Initializing NUTS using jitter+adapt_diag...
Multiprocess sampling (4 chains in 4 jobs)
NUTS: [alpha, beta]


Output()

Sampling 4 chains for 1_000 tune and 2_000 draw iterations (4_000 + 8_000 draws total) took 29 seconds.


### Predict using the Posterior Distribution

In [23]:
# Posterior predictive sampling 
posterior_predictive_4c = pm.sample_posterior_predictive(trace_4c, predictions = 1, model = bayes_model_4c)

Sampling: [yl]


Output()

### Evaluating Accuracy

In [24]:
y_pred_all = posterior_predictive_4c["predictions"]["yl"]

# The first chain only
cm = [confusion_matrix(y_true = train_labels, y_pred = y_pred_all[0][i]) for i in range(y_pred_all[0].shape[0])]
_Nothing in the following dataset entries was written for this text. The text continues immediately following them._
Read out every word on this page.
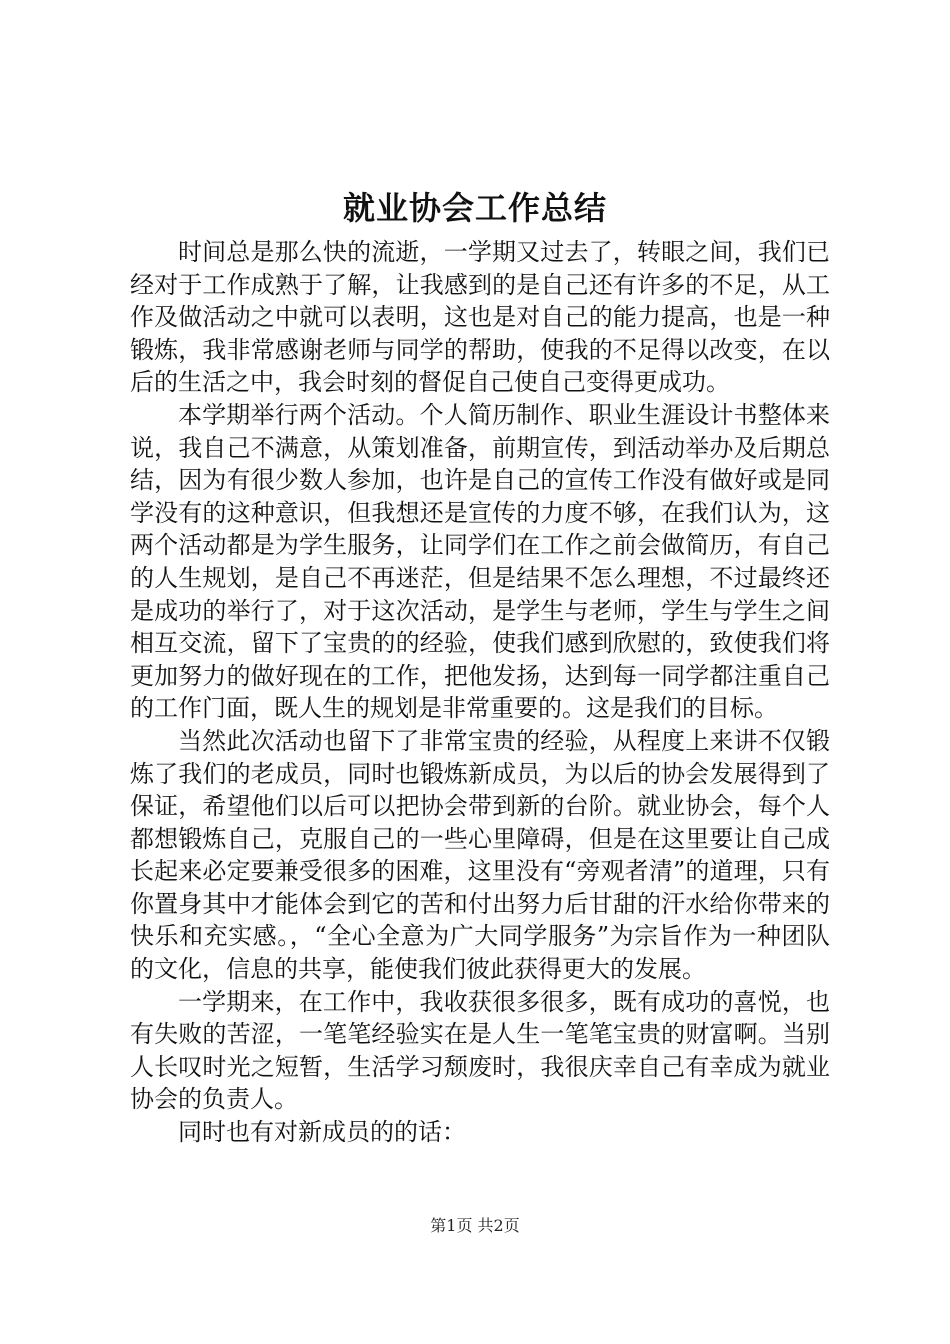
就业协会工作总结

时间总是那么快的流逝，一学期又过去了，转眼之间，我们已经对于工作成熟于了解，让我感到的是自己还有许多的不足，从工作及做活动之中就可以表明，这也是对自己的能力提高，也是一种锻炼，我非常感谢老师与同学的帮助，使我的不足得以改变，在以后的生活之中，我会时刻的督促自己使自己变得更成功。

本学期举行两个活动。个人简历制作、职业生涯设计书整体来说，我自己不满意，从策划准备，前期宣传，到活动举办及后期总结，因为有很少数人参加，也许是自己的宣传工作没有做好或是同学没有的这种意识，但我想还是宣传的力度不够，在我们认为，这两个活动都是为学生服务，让同学们在工作之前会做简历，有自己的人生规划，是自己不再迷茫，但是结果不怎么理想，不过最终还是成功的举行了，对于这次活动，是学生与老师，学生与学生之间相互交流，留下了宝贵的的经验，使我们感到欣慰的，致使我们将更加努力的做好现在的工作，把他发扬，达到每一同学都注重自己的工作门面，既人生的规划是非常重要的。这是我们的目标。

当然此次活动也留下了非常宝贵的经验，从程度上来讲不仅锻炼了我们的老成员，同时也锻炼新成员，为以后的协会发展得到了保证，希望他们以后可以把协会带到新的台阶。就业协会，每个人都想锻炼自己，克服自己的一些心里障碍，但是在这里要让自己成长起来必定要兼受很多的困难，这里没有“旁观者清”的道理，只有你置身其中才能体会到它的苦和付出努力后甘甜的汗水给你带来的快乐和充实感。，“全心全意为广大同学服务”为宗旨作为一种团队的文化，信息的共享，能使我们彼此获得更大的发展。

一学期来，在工作中，我收获很多很多，既有成功的喜悦，也有失败的苦涩，一笔笔经验实在是人生一笔笔宝贵的财富啊。当别人长叹时光之短暂，生活学习颓废时，我很庆幸自己有幸成为就业协会的负责人。

同时也有对新成员的的话：

第1页 共2页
accuracy_ = [accuracy(item) for item in cm]
pd.DataFrame({'accuracy':accuracy_}).describe()

Unnamed: 0,accuracy
count,2000.0
mean,0.384958
std,0.042156
min,0.25
25%,0.358333
50%,0.383333
75%,0.416667
max,0.533333


As we can see, using LDA instead of LSA has worsened performance to some extent. The accuracy is down to 38% from 50%. Similar reductions can be observed in the minimum and maximum accuracies. In the future, we will do more experiments using different combinations of models, such as using graph embeddings (from Section 3) as input for the Bayesian models.